AOL is looking to shed more than a third of its workforce as it prepares to spin off from Time Warner Inc. next month.
Major job cuts had been expected, but the magnitude hadn’t been known until Thursday. AOL, which now employs 6,900 workers, is asking for 2,500 volunteers to accept buyouts and plans to resort to layoffs if it does not get enough people.
AOL hopes to trim annual costs by about $300 million. The job cuts still need approval from the new AOL board and come on top of about 100 layoffs on Nov. 10.
AOL spokeswoman Tricia Primrose would not say where the new cuts would occur or what positions they would involve. The voluntary offer is open to all employees from Dec. 4 though Dec. 11.
The layoffs and the impending spinoff cap one of the most disastrous marriages in U.S. corporate history. After being acquired by AOL in 2001, at the height of the dotcom boom, Time Warner said this week it will spin AOL off as a separate company on Dec. 9.
AOL’s legacy dial-up Internet access business has been fading for many years, and the company already had shed thousands of jobs as it pared down to focus more on producing content to garner advertising revenue.

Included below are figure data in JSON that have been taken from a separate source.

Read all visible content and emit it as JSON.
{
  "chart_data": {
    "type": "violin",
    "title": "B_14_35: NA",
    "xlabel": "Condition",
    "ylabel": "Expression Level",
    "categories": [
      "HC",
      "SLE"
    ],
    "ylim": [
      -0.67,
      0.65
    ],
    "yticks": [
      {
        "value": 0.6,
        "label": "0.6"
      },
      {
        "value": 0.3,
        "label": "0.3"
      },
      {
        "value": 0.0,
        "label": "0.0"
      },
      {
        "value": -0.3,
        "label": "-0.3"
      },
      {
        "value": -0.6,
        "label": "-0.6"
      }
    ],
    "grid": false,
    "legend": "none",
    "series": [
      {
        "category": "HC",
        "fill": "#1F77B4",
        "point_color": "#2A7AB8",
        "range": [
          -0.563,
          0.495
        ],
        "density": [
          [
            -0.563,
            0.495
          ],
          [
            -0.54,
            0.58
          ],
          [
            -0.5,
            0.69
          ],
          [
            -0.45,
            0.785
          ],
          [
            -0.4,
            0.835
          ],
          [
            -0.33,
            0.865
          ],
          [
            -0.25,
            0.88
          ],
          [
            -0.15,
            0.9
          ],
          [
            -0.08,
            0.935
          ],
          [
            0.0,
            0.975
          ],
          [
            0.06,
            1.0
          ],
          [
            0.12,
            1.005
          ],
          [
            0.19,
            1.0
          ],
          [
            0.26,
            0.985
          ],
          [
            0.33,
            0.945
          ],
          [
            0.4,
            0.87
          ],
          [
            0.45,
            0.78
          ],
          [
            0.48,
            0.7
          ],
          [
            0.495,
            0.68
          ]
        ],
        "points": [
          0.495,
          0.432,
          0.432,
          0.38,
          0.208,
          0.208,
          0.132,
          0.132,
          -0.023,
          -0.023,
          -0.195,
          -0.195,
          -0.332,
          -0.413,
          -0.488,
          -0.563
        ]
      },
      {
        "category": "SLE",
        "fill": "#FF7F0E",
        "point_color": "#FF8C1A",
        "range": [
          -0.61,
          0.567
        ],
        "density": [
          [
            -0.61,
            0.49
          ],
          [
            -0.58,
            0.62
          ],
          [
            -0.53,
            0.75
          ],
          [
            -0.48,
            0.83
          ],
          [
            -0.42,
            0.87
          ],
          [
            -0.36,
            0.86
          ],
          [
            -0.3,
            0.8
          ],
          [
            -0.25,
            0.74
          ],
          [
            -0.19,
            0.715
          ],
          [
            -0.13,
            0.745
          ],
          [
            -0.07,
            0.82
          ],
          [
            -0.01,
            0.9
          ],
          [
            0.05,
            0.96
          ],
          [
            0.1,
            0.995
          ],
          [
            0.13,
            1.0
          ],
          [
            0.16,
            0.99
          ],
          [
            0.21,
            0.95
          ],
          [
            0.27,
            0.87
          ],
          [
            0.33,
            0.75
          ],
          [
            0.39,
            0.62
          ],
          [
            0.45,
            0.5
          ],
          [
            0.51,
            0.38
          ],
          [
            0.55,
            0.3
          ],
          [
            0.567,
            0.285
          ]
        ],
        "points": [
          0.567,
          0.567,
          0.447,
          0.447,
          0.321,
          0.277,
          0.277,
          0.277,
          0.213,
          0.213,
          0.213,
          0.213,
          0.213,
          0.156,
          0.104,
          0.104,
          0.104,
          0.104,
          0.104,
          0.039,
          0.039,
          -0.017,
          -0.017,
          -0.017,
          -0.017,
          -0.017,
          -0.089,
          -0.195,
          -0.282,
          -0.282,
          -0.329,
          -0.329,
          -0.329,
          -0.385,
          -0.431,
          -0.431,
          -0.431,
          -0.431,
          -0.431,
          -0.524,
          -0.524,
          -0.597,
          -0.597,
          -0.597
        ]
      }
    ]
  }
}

But AOL had staggered in those efforts, even before the recession drove the advertising market into a slump. It named one of Google Inc.’s advertising chiefs, Tim Armstrong, as chief executive this year to revive the business.
Armstrong has spent his first months at AOL visiting employees around the world and scrutinizing products to figure out where the company might shine. The decision to shed so many workers suggests the company has identified its priorities, although no details were available on what those are.
AOL’s operations still make money, but that profit has been falling. Nonetheless, AOL does have a few bright spots, including the popular tech blog Engadget and the celebrity website TMZ.com.